Biolog identification of non-sorbitol fermenting bacteria isolated on E. coli O157 selective CT-SMAC agar

Abstract: E. coli O157:H7 is recognised as an important human pathogen world-wide and has been associated with diseases such as haemorrhagic colitis (HC), haemolytic uraemic syndrome (HUS) and thrombotic thrombocytopaenic purpura (TTP). Accurate laboratory detection of E. coli O157:H7 is important for diagnostic purposes and to justify epidemiological data on E. coli O157:H7. A well-known phenotypic characteristic of E. coli O157:H7 bacteria is their inability to ferment sorbitol.
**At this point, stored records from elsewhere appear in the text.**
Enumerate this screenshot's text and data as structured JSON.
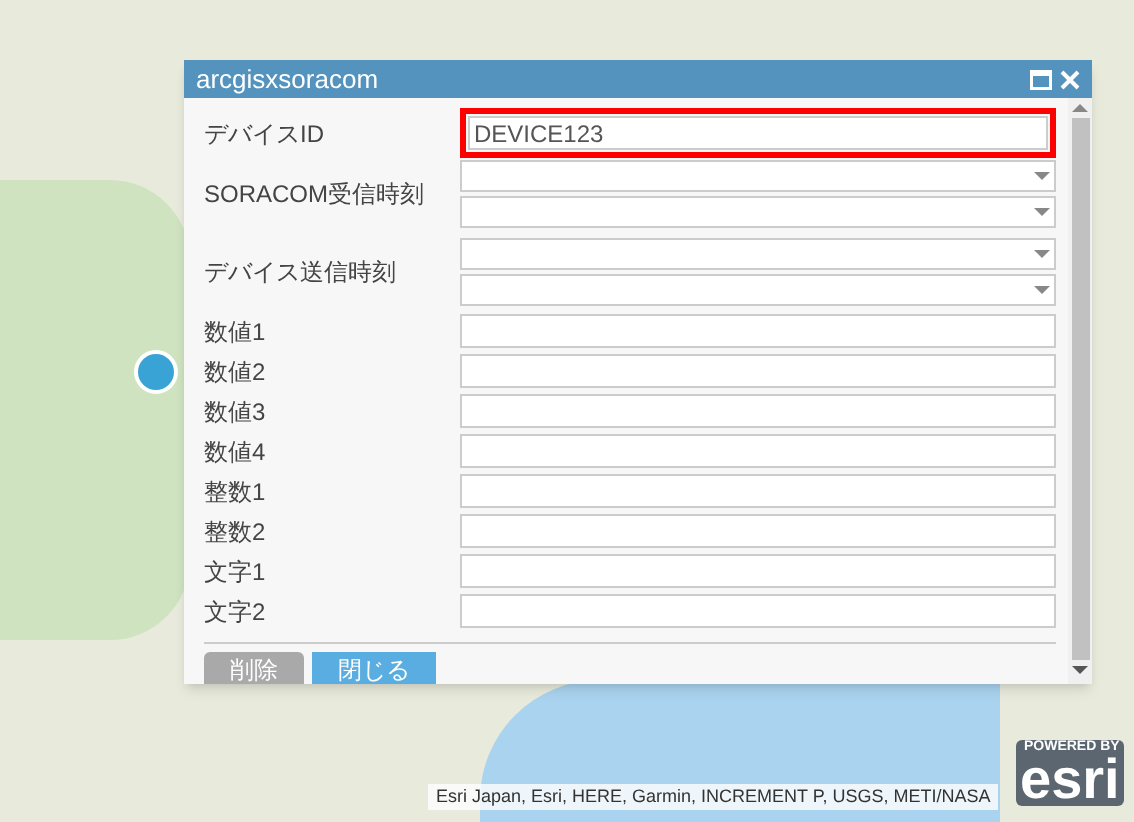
{
  "popup": {
    "title": "arcgisxsoracom",
    "fields": [
      {
        "kind": "text",
        "label": "デバイスID",
        "value": "DEVICE123",
        "highlighted": true
      },
      {
        "kind": "datetime",
        "label": "SORACOM受信時刻",
        "highlighted": false
      },
      {
        "kind": "datetime",
        "label": "デバイス送信時刻",
        "highlighted": false
      },
      {
        "kind": "text",
        "label": "数値1",
        "highlighted": false
      },
      {
        "kind": "text",
        "label": "数値2",
        "highlighted": false
      },
      {
        "kind": "text",
        "label": "数値3",
        "highlighted": false
      },
      {
        "kind": "text",
        "label": "数値4",
        "highlighted": false
      },
      {
        "kind": "text",
        "label": "整数1",
        "highlighted": false
      },
      {
        "kind": "text",
        "label": "整数2",
        "highlighted": false
      },
      {
        "kind": "text",
        "label": "文字1",
        "highlighted": false
      },
      {
        "kind": "text",
        "label": "文字2",
        "highlighted": false
      }
    ],
    "buttons": [
      {
        "label": "削除",
        "kind": "secondary"
      },
      {
        "label": "閉じる",
        "kind": "primary"
      }
    ]
  },
  "map": {
    "attribution": "Esri Japan, Esri, HERE, Garmin, INCREMENT P, USGS, METI/NASA",
    "logo_caption": "POWERED BY",
    "logo": "esri"
  }
}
This characteristic is often used to isolate these organisms from food and water using selective agar medium such as SMAC. However, the high number of false positive results obtained by a number of researchers when selectively screening for E. coli O157: H7 on CT-SMAC has prompted an investigation to determine which other sorbitol-negative bacteria also grow on CT-SMAC. The agar medium used for the investigation consisted of Sorbitol MacConkey agar (SMAC) supplemented with Cefiximetellurite (CT). All sorbitol-negative colonies obtained from CT-SMAC, after selective enrichment and IMS were identified using the Biolog microbial identification system. The majority of sorbitol-negative isolates identified were Burkholderia, Pseudomonas, Vibrio and Aeromonas spp. Only two E. coli O157:H7 isolates were identified with Biolog and confirmed with a polymerase chain reaction (PCR) specific for the shiga toxin 1 (Stx1) genes and with O157 and H7 antisera. The inability of the CT-SMAC agar medium to specifically select for E.coli O157:H7 was confirmed by the results of this study. These observations call for further improvement of affordable methods for the selective isolation of E. coli O157:H7 in the presence of large numbers of interfering bacteria capable of growing on CT-SMAC.